Thursday, November 11, 2010

Modern Technology and the Sacred

A summary of:
Szerszynski, B. (2005). Nature, Technology and the Sacred: Religion and Spirituality in the Modern World. Blackwell Publishing: Oxford.
Chapter 4: Modern Technology and the Sacred

It is facile to say, “technology is our new religion.” This is not precisely accurate. But modern society has attached very important meanings to the development of technology, which are important to understand. We get some clues to the evolution of this meaning in the etymology of the word itself.

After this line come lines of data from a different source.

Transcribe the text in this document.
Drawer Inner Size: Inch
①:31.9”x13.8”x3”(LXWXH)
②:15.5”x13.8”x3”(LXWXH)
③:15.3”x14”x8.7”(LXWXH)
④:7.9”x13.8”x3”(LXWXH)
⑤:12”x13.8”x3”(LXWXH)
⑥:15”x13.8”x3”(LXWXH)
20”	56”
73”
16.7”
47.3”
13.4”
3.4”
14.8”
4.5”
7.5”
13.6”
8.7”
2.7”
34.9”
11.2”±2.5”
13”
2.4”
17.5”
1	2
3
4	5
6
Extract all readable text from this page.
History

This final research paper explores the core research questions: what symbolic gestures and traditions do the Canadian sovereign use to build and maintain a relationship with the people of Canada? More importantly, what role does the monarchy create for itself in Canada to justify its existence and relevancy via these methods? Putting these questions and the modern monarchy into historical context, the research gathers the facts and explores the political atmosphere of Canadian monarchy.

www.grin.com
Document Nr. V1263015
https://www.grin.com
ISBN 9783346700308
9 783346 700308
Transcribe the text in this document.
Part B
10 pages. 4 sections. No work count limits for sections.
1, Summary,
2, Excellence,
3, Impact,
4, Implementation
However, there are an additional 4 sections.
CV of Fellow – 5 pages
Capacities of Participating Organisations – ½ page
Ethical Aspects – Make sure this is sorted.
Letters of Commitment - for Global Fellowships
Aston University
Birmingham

Technologousi, used up to the 12th Century, connoted “reasoning subordinated to craft and artfulness” (55). This changed with the Reformation (and Puritanism in particular), which brought with it a “new emphasis on reducing the arts to universal, univocal methodological principles – on finding the logos of techne itself, the science that defines all the arts, and thus overcoming the recalcitrance of matter and making it subservient to logos”… and then… “Technologia, and its synonym technometria, emerged as Latin terms in the work of the sixteenth-century French Protestant rhetorician Peter Ramus, who used them in the more modern sense of ‘the logos of the relations among all technai. But it was the eighteenth century, for example in the work of Johann Beckamann, that the concept of technology as ‘a functional description of the process of production’ emerges in its recognizably modern sense (Mitcham, 1994; 128-31)” (55-6).

The important point for understanding the meaning of technology in the modern world is this:
“It was only with the collapse of the sacred into the empirical world, the shift from an ordering of society according to the transcendent axis to a biopolitical, immanent ordering of the social, and began to constitute things in the world as Heidegger’s ‘standing-reserve’. The ultimate purpose of society was no longer to praise of the creator but the reproduction of itself; numerous sciences and technologies emerged to provide the knowledges necessary to ensure the continuation and optimization of the life process. The last vestiges of classical and Christian meanings in the technological sublime were all but swept away. Technology became measured against neither quotidian nor supernal human needs and interests, but against its own, technical criteria. Technology became the measure of man – became autonomous, became sublime” (64).

For the rest of this post, I’m going to inartfully paste some good passages that relate to other works in my literature review.

1. I always try to relate my research back to Foucault – not just because it’s a fun game, but because I understand Foucault’s interpretation of how power operates: “In the modern period, by contrast, the biological becomes seen as a self-sufficient mode of existence; what modern power administers is no longer ‘legal subjects’ but ‘living beings’ (Foucault, 1979: 142-3). And in such societies technology alters radically from the forms it took in pre-modern times. Technology becomes systematized, with an explosion in the scope and purchase of technique, and its harnessing to the goal of shaping and optimizing life itself” (59).

2. This passage relates well to what Vowell was talking about in The Wordy Shipmates: “The sublime thus became a key figure for the self-understanding of American, able not only to underscore the ‘lofty materialism’ of the Jeffersonian vision of government…, but also to combine a sense of the unique grandeur of the vast natural landscape of the new country with a celebration of the human capacity to transform the same landscape. A very specific ‘technological sublime’, exalting the power to dominate nature, provided a new, non-denominational civil religion to unite a pluralistic nation through awestruck moments of Durkheimian collective effervescence in front of public technological projects such as bridges and skyscrapers, and later atom bombs and rocket launches” (61).

3. And this theme keeps coming back, the idea that we have stopped asking “why” questions: “Technologies grated this form of sublimity advance without any awareness of questions of purpose which lie outside their own way of framing the world; questions like ‘why?’ hand in the air, with no expectation of an answer (Szerszynski, 2003a)” (63).